Re: scheduler problems in -next (was: Re: [PATCH 6.4 000/227] 6.4.7-rc1 review)

From: Roy Hopkins
Date: Mon Jul 31 2023 - 12:31:12 EST


On Mon, 2023-07-31 at 18:14 +0200, Peter Zijlstra wrote:
> Ha!, I was poking around the same thing. My hack below seems to (so far,
> <20 boots) help things.
>
>
> diff --git a/kernel/rcu/tasks.h b/kernel/rcu/tasks.h
> index 56c470a489c8..b083b5a30025 100644
> --- a/kernel/rcu/tasks.h
> +++ b/kernel/rcu/tasks.h
> @@ -652,7 +658,11 @@ static void __init rcu_spawn_tasks_kthread_generic(struct rcu_tasks *rtp)
>         t = kthread_run(rcu_tasks_kthread, rtp, "%s_kthread", rtp->kname);
>         if (WARN_ONCE(IS_ERR(t), "%s: Could not start %s grace-period kthread, OOM is now expected behavior\n", __func__, rtp->name))
>                 return;
> -       smp_mb(); /* Ensure others see full kthread. */
> +       for (;;) {
> +               cond_resched();
> +               if (smp_load_acquire(&rtp->kthread_ptr))
> +                       break;
> +       }
>  }
>  
>  #ifndef CONFIG_TINY_RCU

FWIW, here's my hack which seems to fix it.

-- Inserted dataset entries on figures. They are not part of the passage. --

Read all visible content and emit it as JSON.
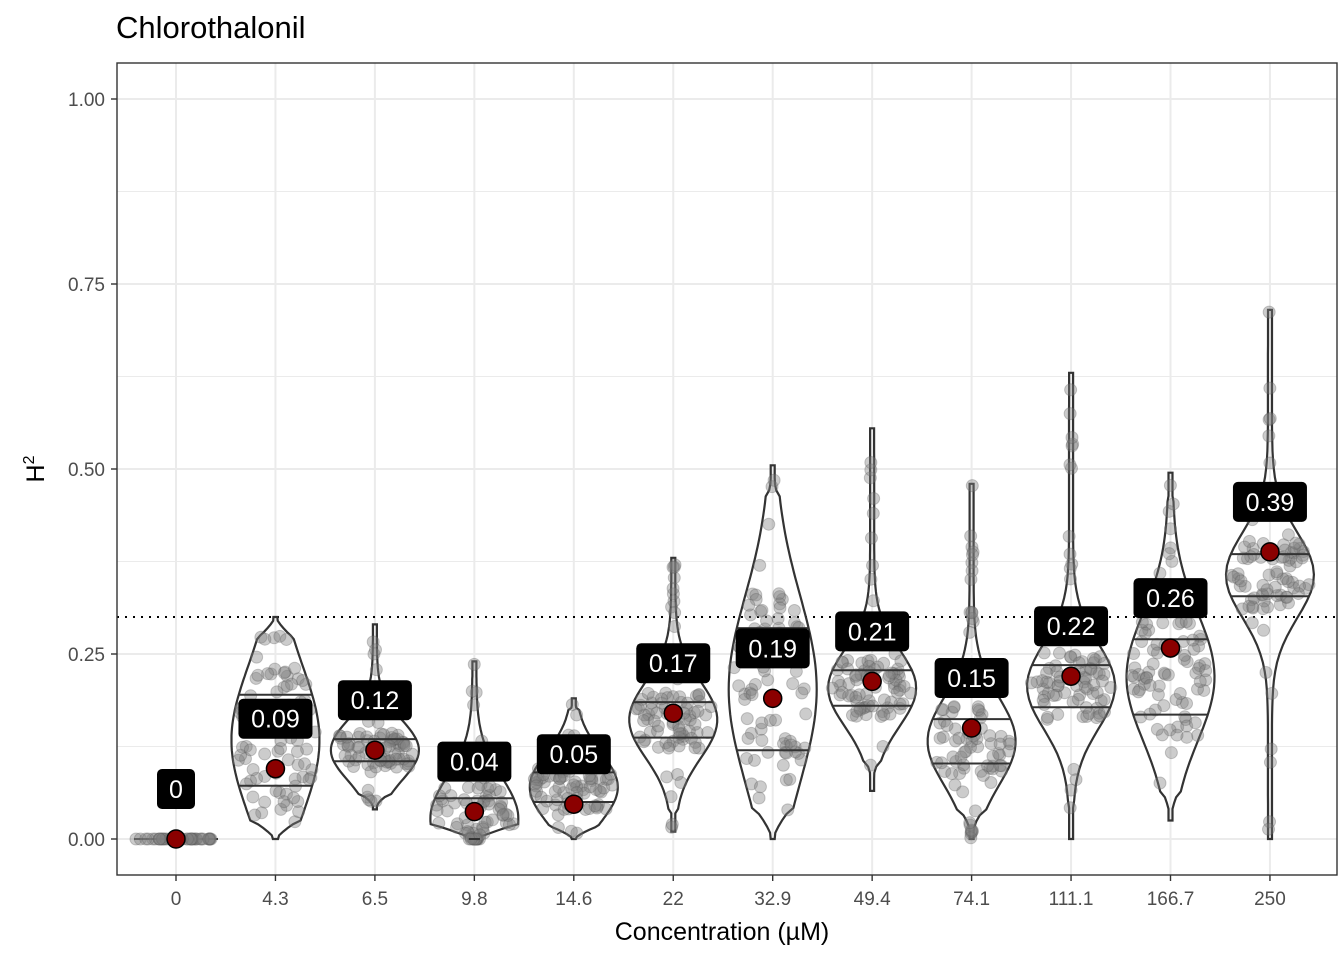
{
  "chart_data": {
    "type": "violin",
    "title": "Chlorothalonil",
    "xlabel": "Concentration (µM)",
    "ylabel": "H",
    "ylabel_superscript": "2",
    "ylim": [
      -0.05,
      1.05
    ],
    "yticks": [
      0.0,
      0.25,
      0.5,
      0.75,
      1.0
    ],
    "ytick_labels": [
      "0.00",
      "0.25",
      "0.50",
      "0.75",
      "1.00"
    ],
    "threshold": 0.3,
    "threshold_style": "dotted",
    "grid": true,
    "categories": [
      "0",
      "4.3",
      "6.5",
      "9.8",
      "14.6",
      "22",
      "32.9",
      "49.4",
      "74.1",
      "111.1",
      "166.7",
      "250"
    ],
    "means": [
      0,
      0.095,
      0.12,
      0.037,
      0.047,
      0.17,
      0.19,
      0.213,
      0.15,
      0.22,
      0.258,
      0.388
    ],
    "mean_labels": [
      "0",
      "0.09",
      "0.12",
      "0.04",
      "0.05",
      "0.17",
      "0.19",
      "0.21",
      "0.15",
      "0.22",
      "0.26",
      "0.39"
    ],
    "quartiles": [
      [
        0,
        0,
        0
      ],
      [
        0.072,
        0.135,
        0.195
      ],
      [
        0.105,
        0.115,
        0.135
      ],
      [
        0.0,
        0.02,
        0.055
      ],
      [
        0.05,
        0.05,
        0.09
      ],
      [
        0.137,
        0.17,
        0.185
      ],
      [
        0.12,
        0.19,
        0.285
      ],
      [
        0.18,
        0.21,
        0.228
      ],
      [
        0.102,
        0.14,
        0.162
      ],
      [
        0.178,
        0.21,
        0.235
      ],
      [
        0.168,
        0.25,
        0.27
      ],
      [
        0.328,
        0.38,
        0.385
      ]
    ],
    "ranges": [
      [
        0,
        0
      ],
      [
        0,
        0.3
      ],
      [
        0.04,
        0.29
      ],
      [
        0,
        0.24
      ],
      [
        0,
        0.19
      ],
      [
        0.01,
        0.38
      ],
      [
        0,
        0.505
      ],
      [
        0.065,
        0.555
      ],
      [
        0,
        0.48
      ],
      [
        0,
        0.63
      ],
      [
        0.025,
        0.495
      ],
      [
        0,
        0.715
      ]
    ],
    "colors": {
      "violin_stroke": "#333333",
      "points": "#808080",
      "mean_fill": "#8b0000",
      "label_bg": "#000000",
      "label_text": "#ffffff",
      "grid": "#ebebeb"
    }
  }
}
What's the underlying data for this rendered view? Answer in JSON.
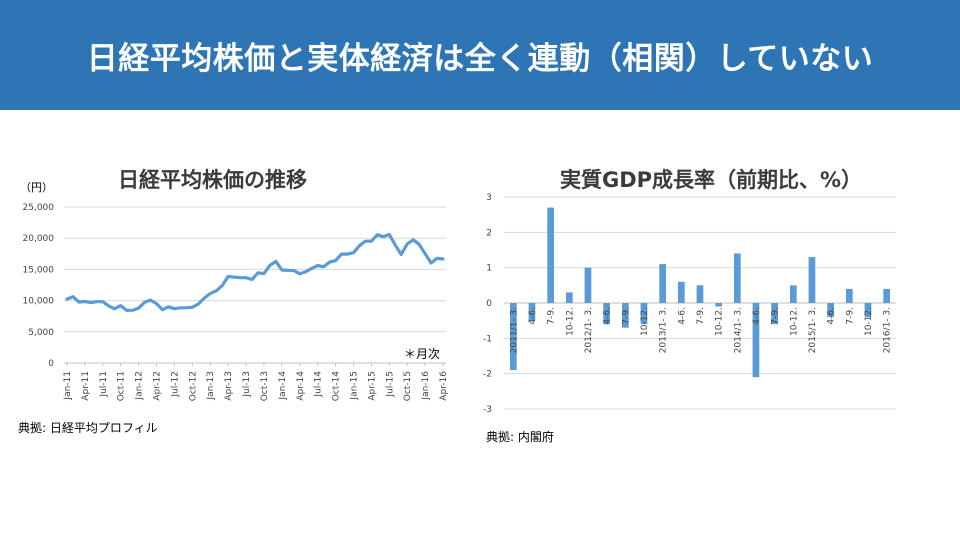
{
  "slide": {
    "title": "日経平均株価と実体経済は全く連動（相関）していない",
    "colors": {
      "banner": "#2e75b6",
      "line": "#5b9bd5",
      "bar": "#5b9bd5"
    }
  },
  "left_panel": {
    "title": "日経平均株価の推移",
    "unit_label": "（円）",
    "note": "＊月次",
    "source": "典拠: 日経平均プロフィル"
  },
  "right_panel": {
    "title": "実質GDP成長率（前期比、%）",
    "source": "典拠: 内閣府"
  },
  "chart_data": [
    {
      "type": "line",
      "title": "日経平均株価の推移",
      "ylabel": "（円）",
      "ylim": [
        0,
        25000
      ],
      "yticks": [
        0,
        5000,
        10000,
        15000,
        20000,
        25000
      ],
      "ytick_labels": [
        "0",
        "5,000",
        "10,000",
        "15,000",
        "20,000",
        "25,000"
      ],
      "xtick_labels": [
        "Jan-11",
        "Apr-11",
        "Jul-11",
        "Oct-11",
        "Jan-12",
        "Apr-12",
        "Jul-12",
        "Oct-12",
        "Jan-13",
        "Apr-13",
        "Jul-13",
        "Oct-13",
        "Jan-14",
        "Apr-14",
        "Jul-14",
        "Oct-14",
        "Jan-15",
        "Apr-15",
        "Jul-15",
        "Oct-15",
        "Jan-16",
        "Apr-16"
      ],
      "grid": true,
      "annotation": "＊月次",
      "series": [
        {
          "values": [
            10240,
            10620,
            9760,
            9850,
            9690,
            9820,
            9830,
            9140,
            8700,
            9200,
            8430,
            8460,
            8800,
            9720,
            10080,
            9520,
            8540,
            9010,
            8700,
            8840,
            8870,
            8930,
            9450,
            10400,
            11140,
            11560,
            12400,
            13860,
            13770,
            13670,
            13670,
            13390,
            14460,
            14330,
            15660,
            16290,
            14910,
            14840,
            14830,
            14300,
            14630,
            15160,
            15620,
            15420,
            16170,
            16410,
            17450,
            17450,
            17670,
            18800,
            19520,
            19520,
            20560,
            20240,
            20590,
            18890,
            17390,
            19080,
            19750,
            19030,
            17520,
            16030,
            16760,
            16670
          ],
          "x_start": "Jan-11",
          "x_end": "Apr-16"
        }
      ]
    },
    {
      "type": "bar",
      "title": "実質GDP成長率（前期比、%）",
      "ylim": [
        -3,
        3
      ],
      "yticks": [
        -3,
        -2,
        -1,
        0,
        1,
        2,
        3
      ],
      "ytick_labels": [
        "-3",
        "-2",
        "-1",
        "0",
        "1",
        "2",
        "3"
      ],
      "categories": [
        "2011/1- 3.",
        "4-6.",
        "7-9.",
        "10-12.",
        "2012/1- 3.",
        "4-6.",
        "7-9.",
        "10-12.",
        "2013/1- 3.",
        "4-6.",
        "7-9.",
        "10-12.",
        "2014/1- 3.",
        "4-6.",
        "7-9.",
        "10-12.",
        "2015/1- 3.",
        "4-6.",
        "7-9.",
        "10-12.",
        "2016/1- 3."
      ],
      "values": [
        -1.9,
        -0.5,
        2.7,
        0.3,
        1.0,
        -0.6,
        -0.7,
        -0.6,
        1.1,
        0.6,
        0.5,
        -0.1,
        1.4,
        -2.1,
        -0.6,
        0.5,
        1.3,
        -0.4,
        0.4,
        -0.4,
        0.4
      ]
    }
  ]
}
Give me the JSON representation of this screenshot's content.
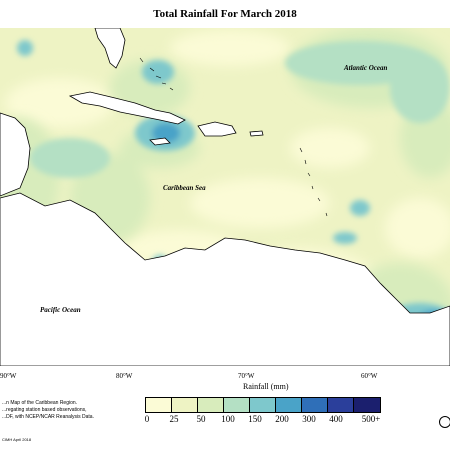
{
  "title": "Total Rainfall For March 2018",
  "labels": {
    "atlantic": "Atlantic Ocean",
    "caribbean": "Caribbean Sea",
    "pacific": "Pacific Ocean"
  },
  "longitudes": [
    "90°W",
    "80°W",
    "70°W",
    "60°W"
  ],
  "legend": {
    "title": "Rainfall (mm)",
    "ticks": [
      "0",
      "25",
      "50",
      "100",
      "150",
      "200",
      "300",
      "400",
      "500+"
    ],
    "colors": [
      "#fbfbd6",
      "#eef3c4",
      "#d8ecbc",
      "#b4e0c4",
      "#7ec8cc",
      "#4aa3c8",
      "#2f6fb8",
      "#2b3f9b",
      "#1b1f6e"
    ]
  },
  "caption": [
    "...n Map of the Caribbean Region.",
    "...regating station based observations,",
    "...DF, with NCEP/NCAR Reanalysis Data."
  ],
  "credit": "CIMH April 2018",
  "info_icon": "info-icon"
}
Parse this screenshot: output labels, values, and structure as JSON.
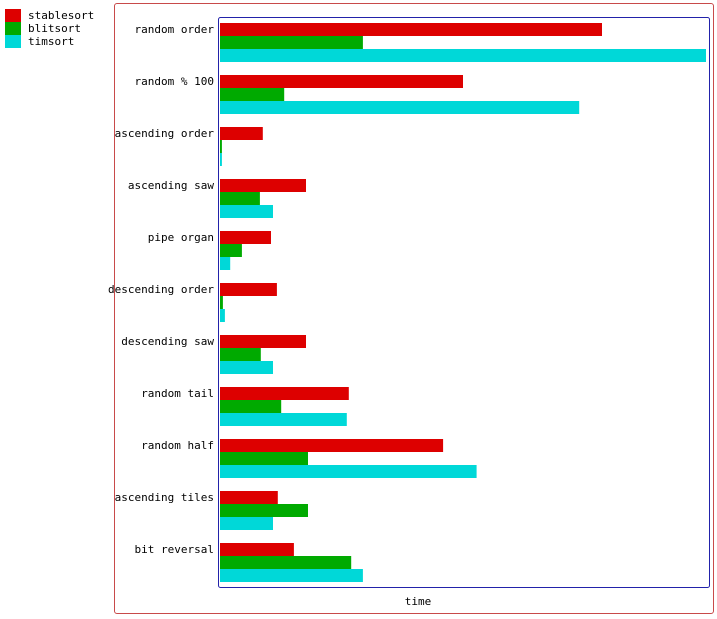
{
  "legend": [
    {
      "name": "stablesort",
      "color": "#dd0000"
    },
    {
      "name": "blitsort",
      "color": "#00aa00"
    },
    {
      "name": "timsort",
      "color": "#00d8d8"
    }
  ],
  "chart_data": {
    "type": "bar",
    "orientation": "horizontal",
    "title": "",
    "xlabel": "time",
    "ylabel": "",
    "xlim": [
      0,
      1.0
    ],
    "grid": false,
    "legend_position": "top-left",
    "categories": [
      "random order",
      "random % 100",
      "ascending order",
      "ascending saw",
      "pipe organ",
      "descending order",
      "descending saw",
      "random tail",
      "random half",
      "ascending tiles",
      "bit reversal"
    ],
    "series": [
      {
        "name": "stablesort",
        "color": "#dd0000",
        "values": [
          0.786,
          0.5,
          0.088,
          0.177,
          0.105,
          0.117,
          0.177,
          0.265,
          0.459,
          0.119,
          0.152
        ]
      },
      {
        "name": "blitsort",
        "color": "#00aa00",
        "values": [
          0.294,
          0.132,
          0.004,
          0.082,
          0.045,
          0.006,
          0.084,
          0.126,
          0.181,
          0.181,
          0.27
        ]
      },
      {
        "name": "timsort",
        "color": "#00d8d8",
        "values": [
          1.0,
          0.739,
          0.004,
          0.109,
          0.021,
          0.01,
          0.109,
          0.261,
          0.528,
          0.109,
          0.294
        ]
      }
    ]
  }
}
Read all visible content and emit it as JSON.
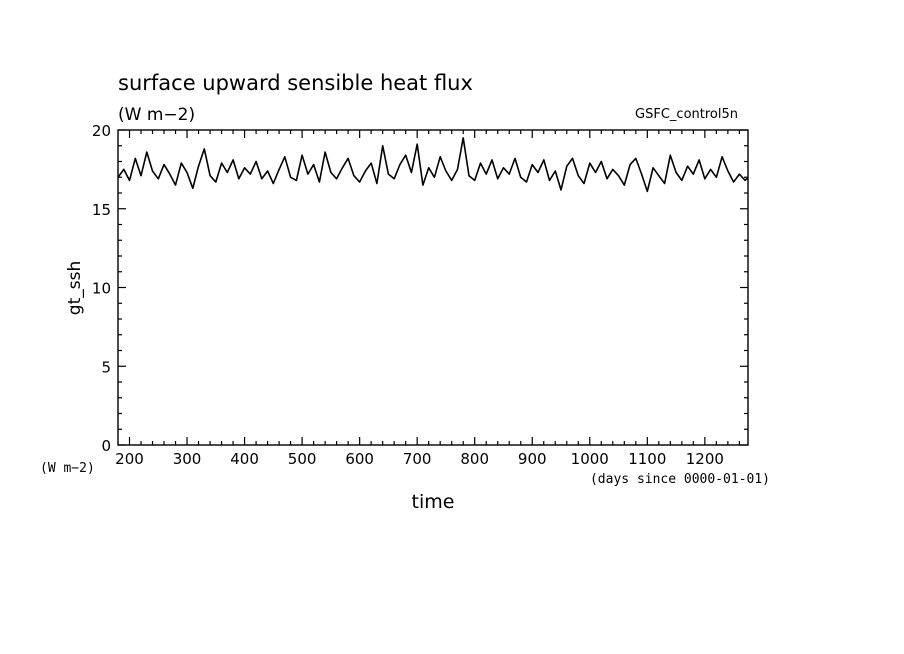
{
  "chart_data": {
    "type": "line",
    "title": "surface upward sensible heat flux",
    "units_label": "(W m−2)",
    "dataset_label": "GSFC_control5n",
    "ylabel": "gt_ssh",
    "xlabel": "time",
    "xunits_label": "(days since 0000-01-01)",
    "yunits_label": "(W m−2)",
    "xlim": [
      180,
      1275
    ],
    "ylim": [
      0,
      20
    ],
    "xticks": [
      "200",
      "300",
      "400",
      "500",
      "600",
      "700",
      "800",
      "900",
      "1000",
      "1100",
      "1200"
    ],
    "yticks": [
      "0",
      "5",
      "10",
      "15",
      "20"
    ],
    "grid": false,
    "line_color": "#000000",
    "series": [
      {
        "x": [
          180,
          190,
          200,
          210,
          220,
          230,
          240,
          250,
          260,
          270,
          280,
          290,
          300,
          310,
          320,
          330,
          340,
          350,
          360,
          370,
          380,
          390,
          400,
          410,
          420,
          430,
          440,
          450,
          460,
          470,
          480,
          490,
          500,
          510,
          520,
          530,
          540,
          550,
          560,
          570,
          580,
          590,
          600,
          610,
          620,
          630,
          640,
          650,
          660,
          670,
          680,
          690,
          700,
          710,
          720,
          730,
          740,
          750,
          760,
          770,
          780,
          790,
          800,
          810,
          820,
          830,
          840,
          850,
          860,
          870,
          880,
          890,
          900,
          910,
          920,
          930,
          940,
          950,
          960,
          970,
          980,
          990,
          1000,
          1010,
          1020,
          1030,
          1040,
          1050,
          1060,
          1070,
          1080,
          1090,
          1100,
          1110,
          1120,
          1130,
          1140,
          1150,
          1160,
          1170,
          1180,
          1190,
          1200,
          1210,
          1220,
          1230,
          1240,
          1250,
          1260,
          1270,
          1275
        ],
        "y": [
          17.0,
          17.5,
          16.8,
          18.2,
          17.1,
          18.6,
          17.4,
          16.9,
          17.8,
          17.2,
          16.5,
          17.9,
          17.3,
          16.3,
          17.7,
          18.8,
          17.1,
          16.7,
          17.9,
          17.3,
          18.1,
          16.9,
          17.6,
          17.2,
          18.0,
          16.9,
          17.4,
          16.6,
          17.5,
          18.3,
          17.0,
          16.8,
          18.4,
          17.2,
          17.8,
          16.7,
          18.6,
          17.3,
          16.9,
          17.6,
          18.2,
          17.1,
          16.7,
          17.4,
          17.9,
          16.6,
          19.0,
          17.2,
          16.9,
          17.8,
          18.4,
          17.3,
          19.1,
          16.5,
          17.6,
          17.0,
          18.3,
          17.4,
          16.8,
          17.5,
          19.5,
          17.1,
          16.8,
          17.9,
          17.2,
          18.1,
          16.9,
          17.6,
          17.2,
          18.2,
          17.0,
          16.7,
          17.8,
          17.3,
          18.1,
          16.8,
          17.4,
          16.2,
          17.7,
          18.2,
          17.1,
          16.6,
          17.9,
          17.3,
          18.0,
          16.9,
          17.5,
          17.1,
          16.5,
          17.8,
          18.2,
          17.2,
          16.1,
          17.6,
          17.1,
          16.6,
          18.4,
          17.3,
          16.8,
          17.7,
          17.2,
          18.1,
          16.9,
          17.5,
          17.0,
          18.3,
          17.4,
          16.7,
          17.2,
          16.8,
          17.0
        ]
      }
    ]
  }
}
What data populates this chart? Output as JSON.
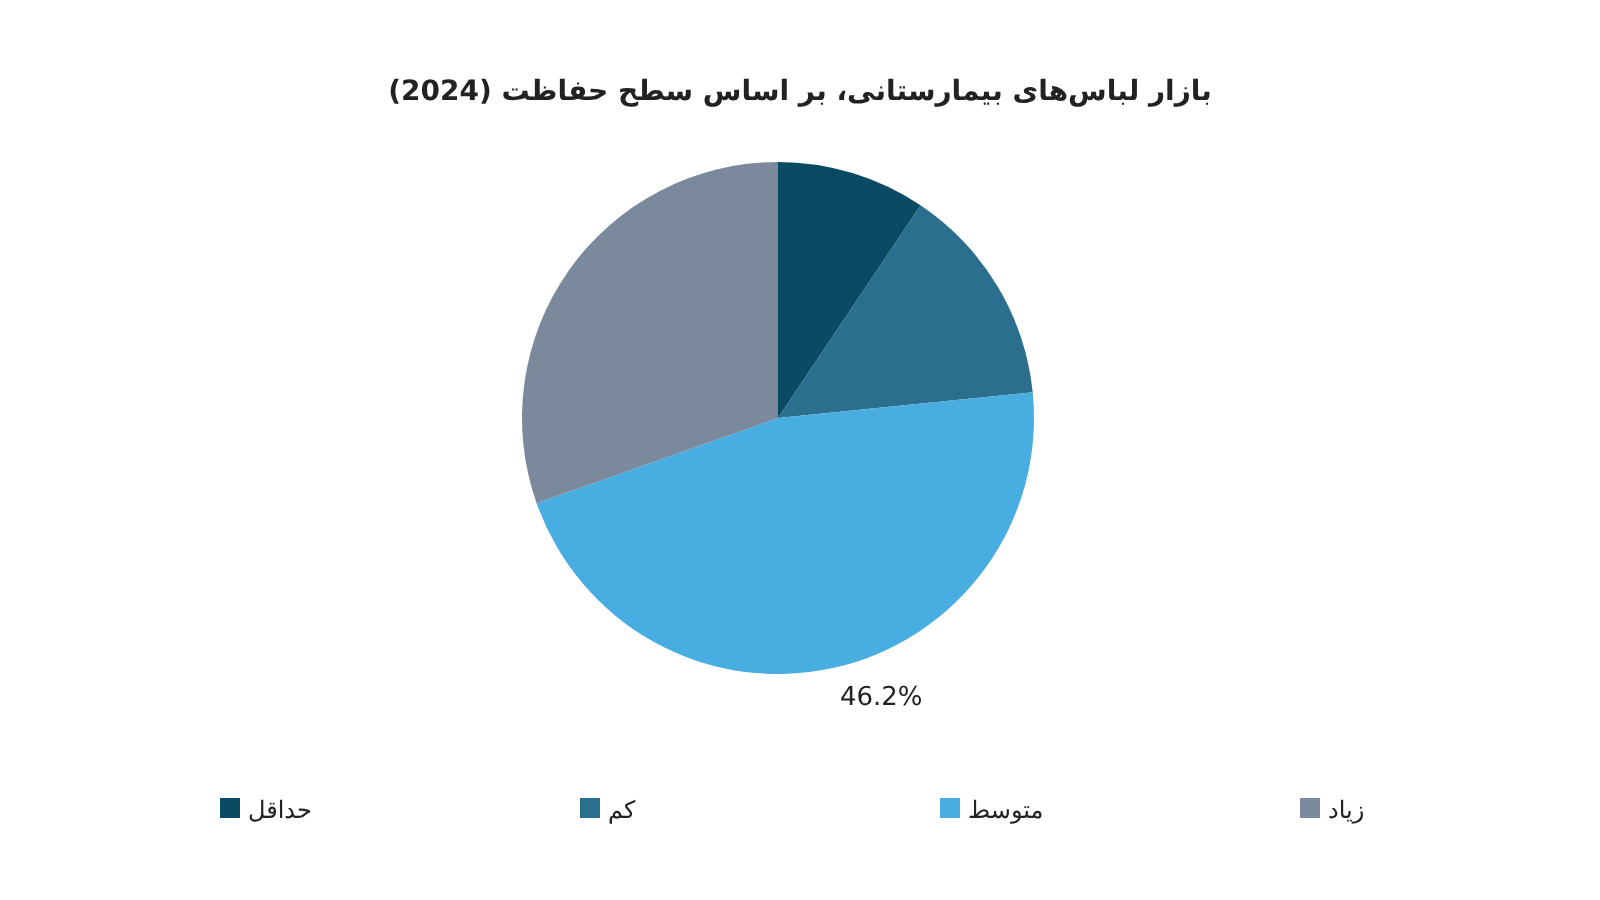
{
  "chart_data": {
    "type": "pie",
    "title": "بازار لباس‌های بیمارستانی، بر اساس سطح حفاظت (2024)",
    "categories": [
      "حداقل",
      "کم",
      "متوسط",
      "زیاد"
    ],
    "values": [
      9.4,
      14.0,
      46.2,
      30.4
    ],
    "colors": [
      "#0b4a63",
      "#2c6e8e",
      "#48ade0",
      "#7a8a9c"
    ],
    "value_labels": [
      null,
      null,
      "46.2%",
      null
    ],
    "legend": "bottom"
  }
}
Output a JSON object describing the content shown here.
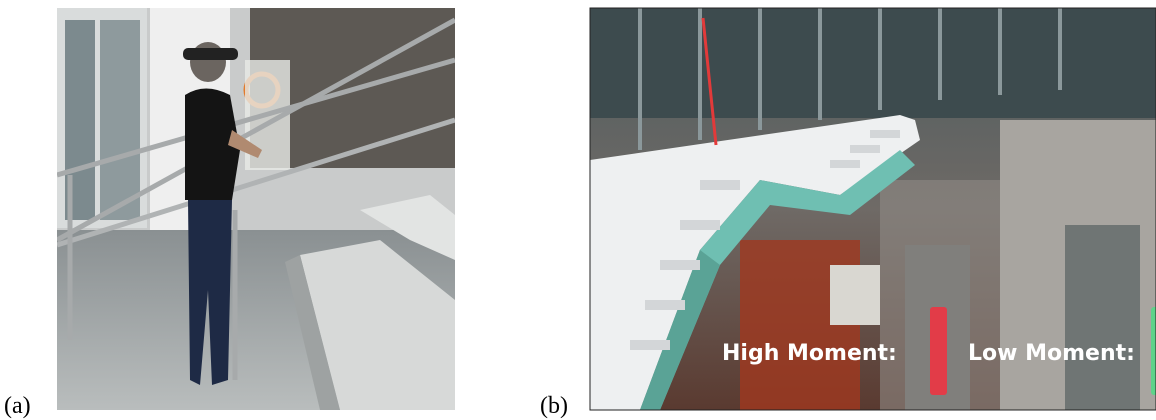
{
  "panels": [
    {
      "label": "(a)"
    },
    {
      "label": "(b)",
      "overlay": {
        "high": "High Moment:",
        "low": "Low Moment:"
      }
    }
  ]
}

diff --git a/kernel/rcu/tasks.h b/kernel/rcu/tasks.h
index 9b9ce09f8f35..2e76fbfff9c6 100644
--- a/kernel/rcu/tasks.h
+++ b/kernel/rcu/tasks.h
@@ -52,6 +52,7 @@ struct rcu_tasks_percpu {
* @cbs_gbl_lock: Lock protecting callback list.
* @tasks_gp_mutex: Mutex protecting grace period, needed during mid-boot dead zone.
* @kthread_ptr: This flavor's grace-period/callback-invocation kthread.
+ * @kthread_started: Flag that indicates whether kthread has been launched.
* @gp_func: This flavor's grace-period-wait function.
* @gp_state: Grace period's most recent state transition (debugging).
* @gp_sleep: Per-grace-period sleep to prevent CPU-bound looping.
@@ -92,6 +93,7 @@ struct rcu_tasks {
unsigned long n_ipis;
unsigned long n_ipis_fails;
struct task_struct *kthread_ptr;
+ int kthread_started;
rcu_tasks_gp_func_t gp_func;
pregp_func_t pregp_func;
pertask_func_t pertask_func;
@@ -582,7 +584,7 @@ static void synchronize_rcu_tasks_generic(struct rcu_tasks *rtp)
return;

// If the grace-period kthread is running, use it.
- if (READ_ONCE(rtp->kthread_ptr)) {
+ if (READ_ONCE(rtp->kthread_started)) {
wait_rcu_gp(rtp->call_func);
return;
}
@@ -595,6 +597,7 @@ static void __init rcu_spawn_tasks_kthread_generic(struct rcu_tasks *rtp)
struct task_struct *t;

t = kthread_run(rcu_tasks_kthread, rtp, "%s_kthread", rtp->kname);
+ rtp->kthread_started = 1;
if (WARN_ONCE(IS_ERR(t), "%s: Could not start %s grace-period kthread, OOM is now expected behavior\n", __func__, rtp->name))
return;
smp_mb(); /* Ensure others see full kthread. */